- Directed by: Andrew Lancaster
- Written by: Liz Doran
- Produced by: Miranda Culle; Josie Mason;
- Starring: Helmut Bakaitis; Kim Cooper; Sacha Horler; Anthony Simcoe; Josh Quong Tart; Lucy McLure;
- Cinematography: Steve Macdonald
- Edited by: John Buck
- Music by: David McCormack; Anthony Partos;
- Release date: 4 December 2003;
- Running time: 13 minutes
- Country: Australia
- Language: English

= Syntax Error (film) =

Syntax Error is a 2003 short Australian comedy film directed by Andrew Lancaster.

==Plot==
Lauren (Sacha Horler) doesn't want to have a baby. She just wants to change the world into something different... the computer world.
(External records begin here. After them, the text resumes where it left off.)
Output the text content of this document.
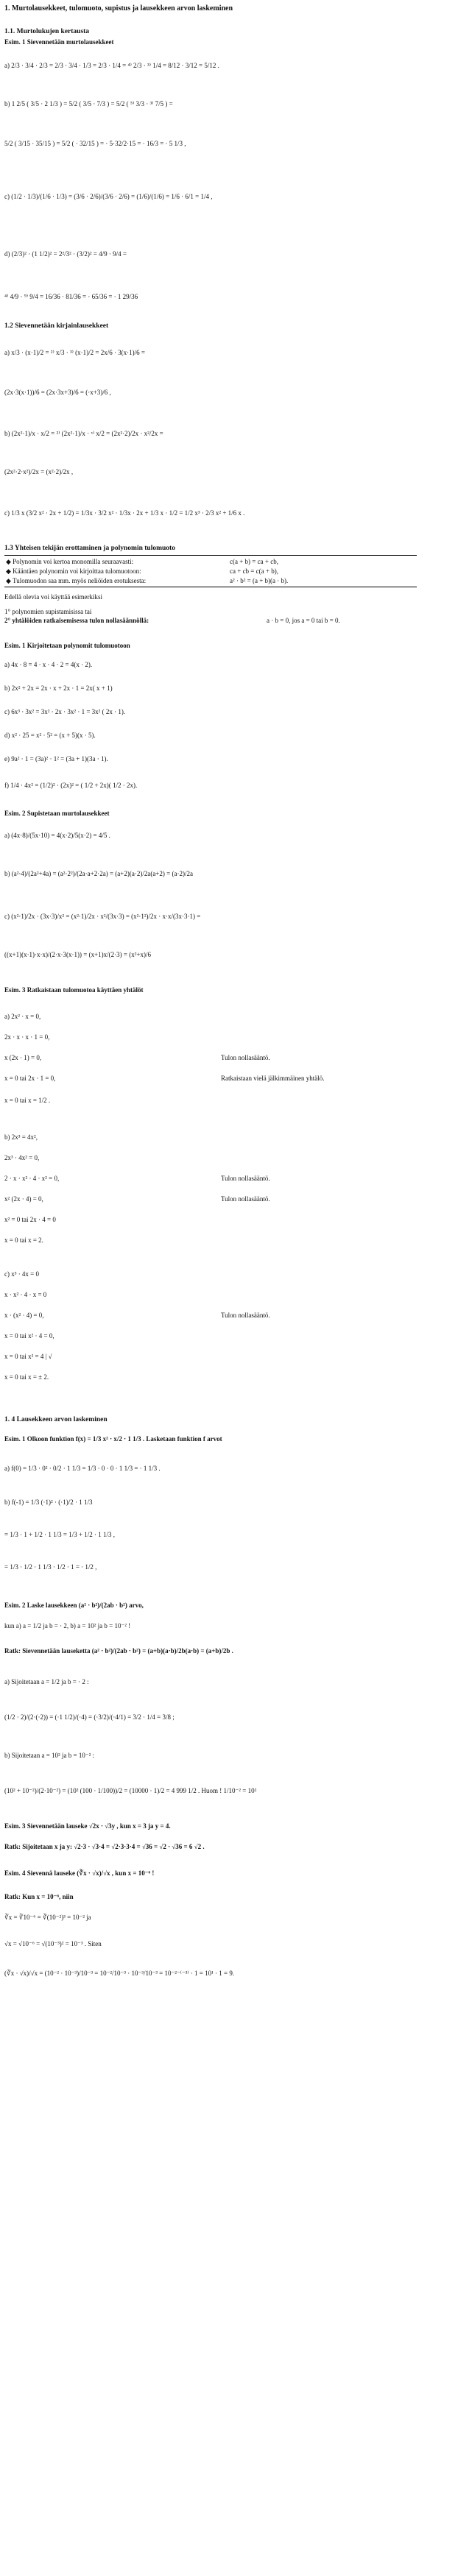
1. Murtolausekkeet, tulomuoto, supistus ja lausekkeen arvon laskeminen
1.1. Murtolukujen kertausta
Esim. 1 Sievennetään murtolausekkeet
a) 2/3 · 3/4 · 2/3 = 2/3 · 3/4 · 1/3 = 2/3 · 1/4 = ⁴⁾ 2/3 · ³⁾ 1/4 = 8/12 · 3/12 = 5/12 .
b) 1 2/5 ( 3/5 · 2 1/3 ) = 5/2 ( 3/5 · 7/3 ) = 5/2 ( ⁵⁾ 3/3 · ³⁾ 7/5 ) =
5/2 ( 3/15 · 35/15 ) = 5/2 ( · 32/15 ) = · 5·32/2·15 = · 16/3 = · 5 1/3 ,
c) (1/2 · 1/3)/(1/6 · 1/3) = (3/6 · 2/6)/(3/6 · 2/6) = (1/6)/(1/6) = 1/6 · 6/1 = 1/4 ,
d) (2/3)² · (1 1/2)² = 2²/3² · (3/2)² = 4/9 · 9/4 =
⁴⁾ 4/9 · ⁹⁾ 9/4 = 16/36 · 81/36 = · 65/36 = · 1 29/36
1.2 Sievennetään kirjainlausekkeet
a) x/3 · (x·1)/2 = ²⁾ x/3 · ³⁾ (x·1)/2 = 2x/6 · 3(x·1)/6 =
(2x·3(x·1))/6 = (2x·3x+3)/6 = (·x+3)/6 ,
b) (2x²·1)/x · x/2 = ²⁾ (2x²·1)/x · ˣ⁾ x/2 = (2x²·2)/2x · x²/2x =
(2x²·2·x²)/2x = (x²·2)/2x ,
c) 1/3 x (3/2 x² · 2x + 1/2) = 1/3x · 3/2 x² · 1/3x · 2x + 1/3 x · 1/2 = 1/2 x³ · 2/3 x² + 1/6 x .
1.3 Yhteisen tekijän erottaminen ja polynomin tulomuoto
◆ Polynomin voi kertoa monomilla seuraavasti:
◆ Kääntäen polynomin voi kirjoittaa tulomuotoon:
◆ Tulomuodon saa mm. myös neliöiden erotuksesta:
c(a + b) = ca + cb,
ca + cb = c(a + b),
a² · b² = (a + b)(a · b).
Edellä olevia voi käyttää esimerkiksi
1° polynomien supistamisissa tai
2° yhtälöiden ratkaisemisessa tulon nollasäännöllä:	a · b = 0, jos a = 0 tai b = 0.
Esim. 1 Kirjoitetaan polynomit tulomuotoon
a) 4x · 8 = 4 · x · 4 · 2 = 4(x · 2).
b) 2x² + 2x = 2x · x + 2x · 1 = 2x( x + 1)
c) 6x³ · 3x² = 3x² · 2x · 3x² · 1 = 3x² ( 2x · 1).
d) x² · 25 = x² · 5² = (x + 5)(x · 5).
e) 9a² · 1 = (3a)² · 1² = (3a + 1)(3a · 1).
f) 1/4 · 4x² = (1/2)² · (2x)² = ( 1/2 + 2x)( 1/2 · 2x).
Esim. 2 Supistetaan murtolausekkeet
a) (4x·8)/(5x·10) = 4(x·2)/5(x·2) = 4/5 .
b) (a²·4)/(2a²+4a) = (a²·2²)/(2a·a+2·2a) = (a+2)(a·2)/2a(a+2) = (a·2)/2a
c) (x²·1)/2x · (3x·3)/x² = (x²·1)/2x · x²/(3x·3) = (x²·1²)/2x · x·x/(3x·3·1) =
((x+1)(x·1)·x·x)/(2·x·3(x·1)) = (x+1)x/(2·3) = (x²+x)/6
Esim. 3 Ratkaistaan tulomuotoa käyttäen yhtälöt
a) 2x² · x = 0,
2x · x · x · 1 = 0,
x (2x · 1) = 0,
x = 0 tai 2x · 1 = 0,
x = 0 tai x = 1/2 .
Tulon nollasääntö.
Ratkaistaan vielä jälkimmäinen yhtälö.
b) 2x³ = 4x²,
2x³ · 4x² = 0,
2 · x · x² · 4 · x² = 0,
x² (2x · 4) = 0,
x² = 0 tai 2x · 4 = 0
x = 0 tai x = 2.
Tulon nollasääntö.
Tulon nollasääntö.
c) x³ · 4x = 0
x · x² · 4 · x = 0
x · (x² · 4) = 0,
x = 0 tai x² · 4 = 0,
x = 0 tai x² = 4 | √
x = 0 tai x = ± 2.
Tulon nollasääntö.
1. 4 Lausekkeen arvon laskeminen
Esim. 1 Olkoon funktion f(x) = 1/3 x² · x/2 · 1 1/3 . Lasketaan funktion f arvot
a) f(0) = 1/3 · 0² · 0/2 · 1 1/3 = 1/3 · 0 · 0 · 1 1/3 = · 1 1/3 .
b) f(-1) = 1/3 (·1)² · (·1)/2 · 1 1/3
= 1/3 · 1 + 1/2 · 1 1/3 = 1/3 + 1/2 · 1 1/3 ,
= 1/3 · 1/2 · 1 1/3 · 1/2 · 1 = · 1/2 ,
Esim. 2 Laske lausekkeen (a² · b²)/(2ab · b²) arvo,
kun a) a = 1/2 ja b = · 2, b) a = 10² ja b = 10⁻² !
Ratk: Sievennetään lauseketta (a² · b²)/(2ab · b²) = (a+b)(a·b)/2b(a·b) = (a+b)/2b .
a) Sijoitetaan a = 1/2 ja b = · 2 :
(1/2 · 2)/(2·(·2)) = (·1 1/2)/(·4) = (·3/2)/(·4/1) = 3/2 · 1/4 = 3/8 ;
b) Sijoitetaan a = 10² ja b = 10⁻² :
(10² + 10⁻²)/(2·10⁻²) = (10² (100 · 1/100))/2 = (10000 · 1)/2 = 4 999 1/2 . Huom ! 1/10⁻² = 10²
Esim. 3 Sievennetään lauseke √2x · √3y , kun x = 3 ja y = 4.
Ratk: Sijoitetaan x ja y: √2·3 · √3·4 = √2·3·3·4 = √36 = √2 · √36 = 6 √2 .
Esim. 4 Sievennä lauseke (∛x · √x)/√x , kun x = 10⁻⁶ !
Ratk: Kun x = 10⁻⁶, niin
∛x = ∛10⁻⁶ = ∛(10⁻²)³ = 10⁻² ja
√x = √10⁻⁶ = √(10⁻³)² = 10⁻³ . Siten
(∛x · √x)/√x = (10⁻² · 10⁻³)/10⁻³ = 10⁻²/10⁻³ · 10⁻³/10⁻³ = 10⁻²⁻⁽⁻³⁾ · 1 = 10¹ · 1 = 9.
But to make changes, you sometimes have to break the code in order to make a computer that everyone can use.

==Cast==
- Sacha Horler as Lauren
- Anthony Simcoe as Steve
- Josh Quong Tart as Desmond
- Helmut Bakaitis as Doctor
- Lucy McLure as Nurse #1
- Kim Cooper as Nurse #2

==Reception==
Syntax Error was among the Screen Music Awards 2004 nominees for "Best Music for a Short Film".